A Shift From ‘Keywords’ to ‘Queries’
Imagine we shifted away from the word “keywords” and referred to them more often as “queries” or “searches.”
Don’t you think we’d be much more likely to think of them as something we need to answer rather than something we need to stuff in our copy?
I think so!
Referring to them as “keywords” can also have other unintended consequences:
- It fixates us on head terms, causing us to neglect valuable long-tail keywords.
- It implies a single word. In reality, keywords are anything someone types or speaks into a search bar. It could be two words or 20 words.
- It can cause us (or our clients and bosses) to obsess over a few vanity keywords while neglecting the hundreds or thousands of other queries that could be driving impressions and traffic to your site.
Keywords aren’t evil, but the way we talk about them does have implications.
BERT & Google’s History with Keywords
BERT was the latest in a long line of Google updates aimed at better understanding human language.
Although an artificial intelligence system that helps Google understand even the most complex queries is impressive, it shouldn’t come as a surprise.
In 2011, Google announced Panda. Panda was Google’s algorithm update focusing on promoting high-quality sites and pages and demoting those that offered little real value (AKA the fluffy stuff with keywords sprinkled in).
With Hummingbird in 2013, Google was rewriting their algorithm to better understand the meaning behind the words in queries, rather than ranking content that just matched those words.

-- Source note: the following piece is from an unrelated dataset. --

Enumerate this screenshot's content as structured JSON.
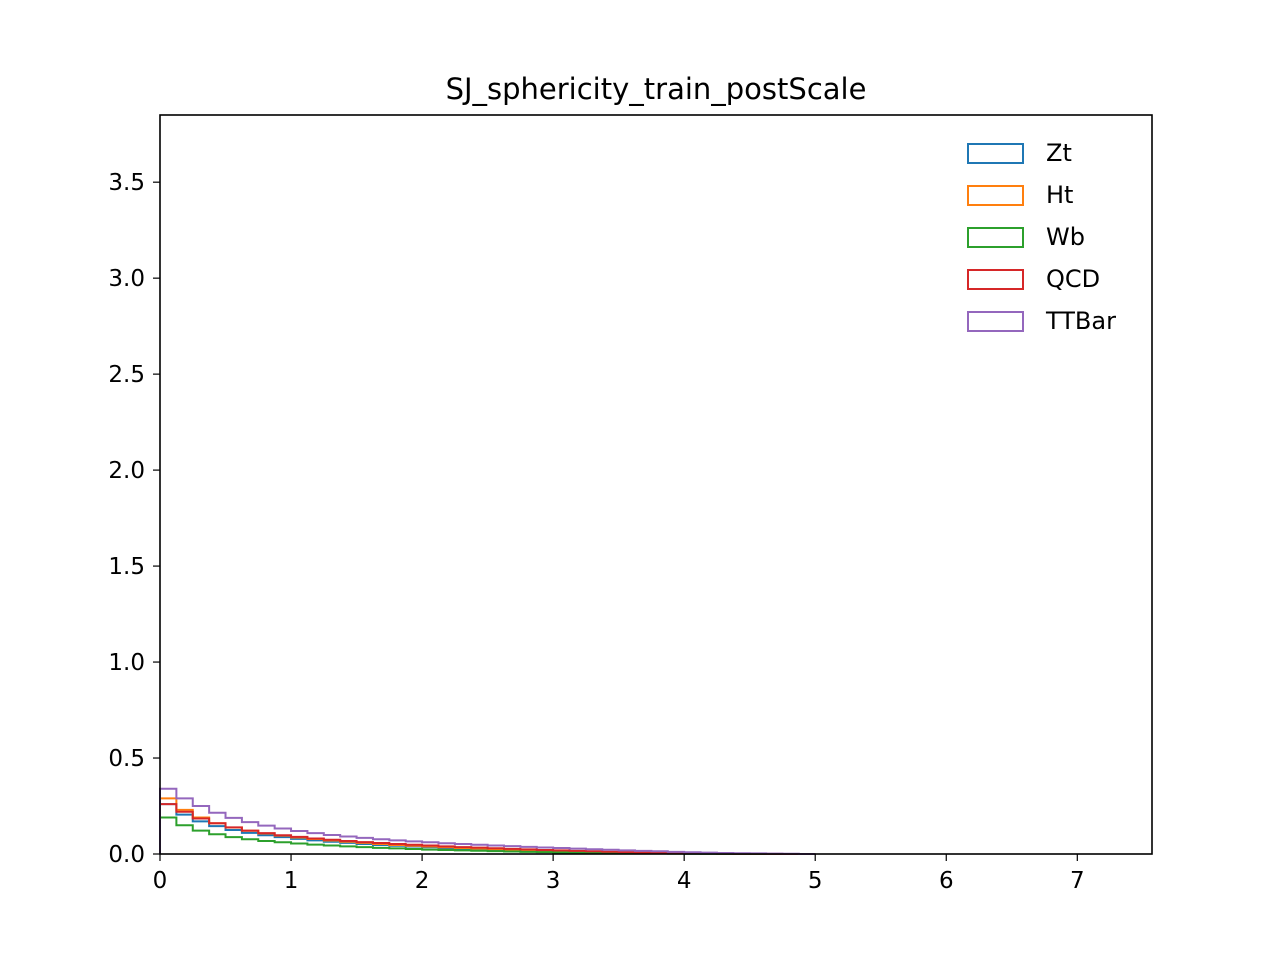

Again we see Google wanting web content creators to go beyond keyword inclusion and instead answer the question. Not just repeat it in our content.
In 2015, Google announced RankBrain, a new machine learning component to their search algorithm that improved Google’s ability to serve relevant results to confusing or never-before-seen queries.
Now we have BERT, which Google says they hope helps searchers “let go of some of [their] keyword-ese and search in a way that feels natural.”
Google has always wanted to surface content that thoroughly answers our questions. They’re just better at it than they used to be.
I think that likely means that we’ll start seeing more variety in the words our audiences are using to search. Consequently, we’ll need to keep a close eye on our queries in Google Search Console, and use that to inform our search content.
Keeping Your Goal & Your Medium in Mind
Once we know the ways our audience is searching, we should write our answers naturally, as Google’s John Mueller recently said. And it’s often natural to include all or part of the query in our answer.
How many apple varieties are there?
There are 7,500 varieties of apples grown throughout the world.
(This is true, by the way!)
This isn’t keyword stuffing. It’s answering people’s queries naturally.
We often pit “writing for search” and “writing for people” against each other. In reality, it’s not an either/or.
The audience is the goal. The search engine is the medium. Write accordingly.